Total Experience Records
Total Experience Records logo.jpeg
Parent company PolyGram (1981-1984)
RCA(1984-1987)
Founded 1977 as Total Experience Productions, label launched in 1981
Founder Lonnie Simmons
Status Defunct
Distributor(s) Mercury (1981-1984)
RCA (1984-1987)
Genre R&B
Funk
Country of origin United States
Location Beverly Hills, California

Total Experience Records was a record label founded by Lonnie Simmons. Its two major acts were The Gap Band and Yarbrough & Peoples. It originally began in 1977 as a production company whose artists recorded for Mercury Records before becoming a label in 1981. From its inception in 1981 to late 1983, Total Experience was a subsidiary label of Mercury's parent company, PolyGram. In 1984, the label changed its distribution from PolyGram to RCA Records.

In the 1970s, Lonnie Simmons operated a club on Crenshaw Boulvevard in South Central Los Angeles called The Total Experience, similar to the West-Hollywood Roxy Theatre. Eventually he invested in a recording studio (purchasing the property previously occupied by Sound Recorders Studios on the corner of Yucca St. and Argyle Ave. in Hollywood), launching his production company, and met the Gap Band through a friend, singer D. J. Rogers. He then had the idea to reduce the official lineup of the group from twelve members to its sibling trio of Ronnie, Charlie and Robert Wilson. After signing the Gap Band to Total Experience Productions (as it was then called), and securing them a label deal with Mercury Records in late 1978, Simmons himself personally produced the Gap Band's albums during their tenure, and co-wrote their breakthrough song, "Oops Upside Your Head".

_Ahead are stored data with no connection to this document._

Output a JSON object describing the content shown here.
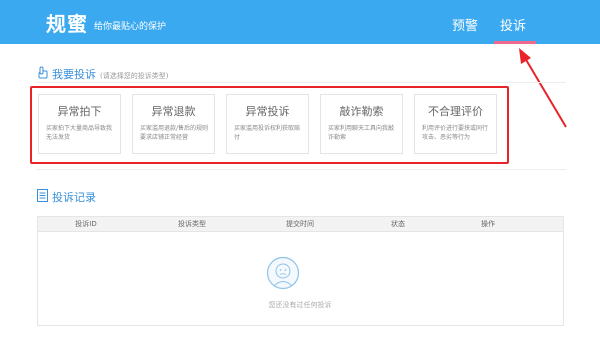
{
  "header": {
    "logo": "规蜜",
    "tagline": "给你最贴心的保护",
    "nav": [
      "预警",
      "投诉"
    ]
  },
  "complain": {
    "title": "我要投诉",
    "hint": "(请选择您的投诉类型)",
    "cards": [
      {
        "title": "异常拍下",
        "desc": "买家拍下大量商品导致我无法发货"
      },
      {
        "title": "异常退款",
        "desc": "买家滥用退款/售后的规则要求店铺正常经营"
      },
      {
        "title": "异常投诉",
        "desc": "买家滥用投诉权利获取赔付"
      },
      {
        "title": "敲诈勒索",
        "desc": "买家利用聊天工具向我敲诈勒索"
      },
      {
        "title": "不合理评价",
        "desc": "利用评价进行要挟或同行攻击、恶劣等行为"
      }
    ]
  },
  "records": {
    "title": "投诉记录",
    "columns": [
      "投诉ID",
      "投诉类型",
      "提交时间",
      "状态",
      "操作"
    ],
    "empty": "您还没有过任何投诉"
  },
  "colors": {
    "header": "#3aa9ef",
    "accent": "#3a8fd9",
    "highlight": "#e8232a",
    "underline": "#f06a8d"
  }
}
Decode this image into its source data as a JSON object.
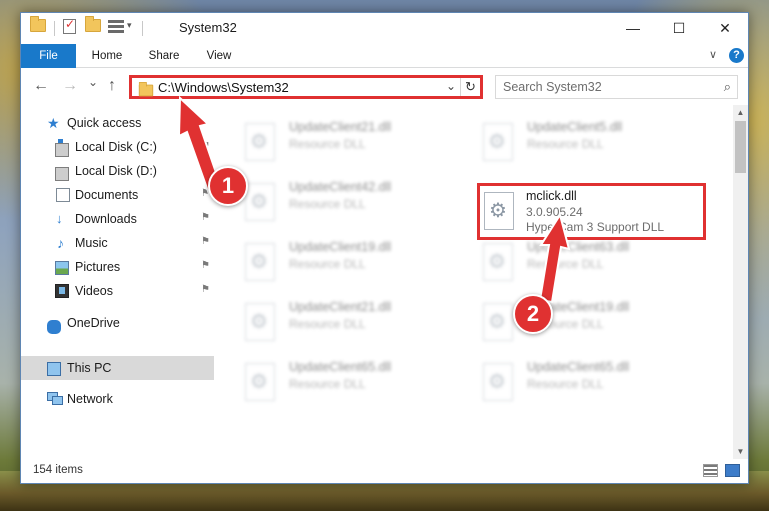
{
  "window": {
    "title": "System32",
    "controls": {
      "minimize": "—",
      "maximize": "☐",
      "close": "✕"
    }
  },
  "ribbon": {
    "tabs": [
      "File",
      "Home",
      "Share",
      "View"
    ],
    "collapse_glyph": "∨",
    "help_glyph": "?"
  },
  "nav": {
    "back": "←",
    "forward": "→",
    "recent": "⌄",
    "up": "↑",
    "address": "C:\\Windows\\System32",
    "address_dropdown": "⌄",
    "refresh": "↻",
    "search_placeholder": "Search System32",
    "search_icon": "⌕"
  },
  "sidebar": {
    "items": [
      {
        "label": "Quick access",
        "icon": "star-icon",
        "pinned": false
      },
      {
        "label": "Local Disk (C:)",
        "icon": "drive-icon",
        "pinned": true
      },
      {
        "label": "Local Disk (D:)",
        "icon": "drive-icon",
        "pinned": true
      },
      {
        "label": "Documents",
        "icon": "documents-icon",
        "pinned": true
      },
      {
        "label": "Downloads",
        "icon": "downloads-icon",
        "pinned": true
      },
      {
        "label": "Music",
        "icon": "music-icon",
        "pinned": true
      },
      {
        "label": "Pictures",
        "icon": "pictures-icon",
        "pinned": true
      },
      {
        "label": "Videos",
        "icon": "videos-icon",
        "pinned": true
      },
      {
        "label": "OneDrive",
        "icon": "onedrive-icon",
        "pinned": false
      },
      {
        "label": "This PC",
        "icon": "this-pc-icon",
        "pinned": false,
        "selected": true
      },
      {
        "label": "Network",
        "icon": "network-icon",
        "pinned": false
      }
    ],
    "pin_glyph": "⚑"
  },
  "files": {
    "left_column": [
      {
        "name": "UpdateClient21.dll",
        "type": "Resource DLL"
      },
      {
        "name": "UpdateClient42.dll",
        "type": "Resource DLL"
      },
      {
        "name": "UpdateClient19.dll",
        "type": "Resource DLL"
      },
      {
        "name": "UpdateClient21.dll",
        "type": "Resource DLL"
      },
      {
        "name": "UpdateClient65.dll",
        "type": "Resource DLL"
      }
    ],
    "right_column": [
      {
        "name": "UpdateClient5.dll",
        "type": "Resource DLL"
      },
      {
        "name": "mclick.dll",
        "version": "3.0.905.24",
        "type": "HyperCam 3 Support DLL",
        "highlighted": true
      },
      {
        "name": "UpdateClient63.dll",
        "type": "Resource DLL"
      },
      {
        "name": "UpdateClient19.dll",
        "type": "Resource DLL"
      },
      {
        "name": "UpdateClient65.dll",
        "type": "Resource DLL"
      }
    ],
    "gear_glyph": "⚙"
  },
  "status": {
    "item_count": "154 items"
  },
  "annotations": {
    "step1": "1",
    "step2": "2",
    "color": "#e03131"
  }
}
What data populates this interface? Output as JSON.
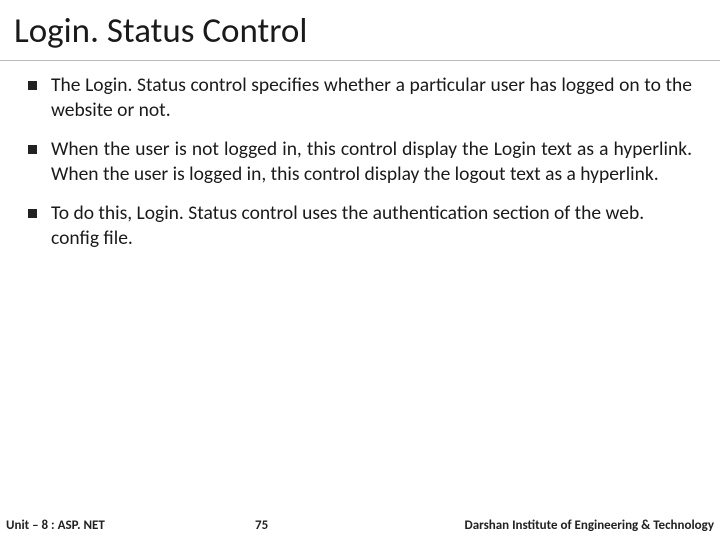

While in Texas in 1977, Gap Band leader Charlie Wilson discovered Alisa Peoples & Calvin Yarbrough, who were performing as part of the band, Grand Theft. Charlie convinced Lonnie to give the couple a chance, which paid off in 1980, when they released the song "Don't Stop the Music", which topped the R&B charts. This was immediately following the Gap Band #1 R&B song "Burn Rubber on Me (Why You Wanna Hurt Me)". Both of those albums went gold, and two of the Gap Band's albums went platinum. The first three Simmons-produced Gap Band albums, as well as Yarbrough and Peoples debut album The Two of Us were released by Mercury. These recordings were solid enough to give Simmons credibility to establish his production company as a full label, and he officially launched Total Experience Records in 1981.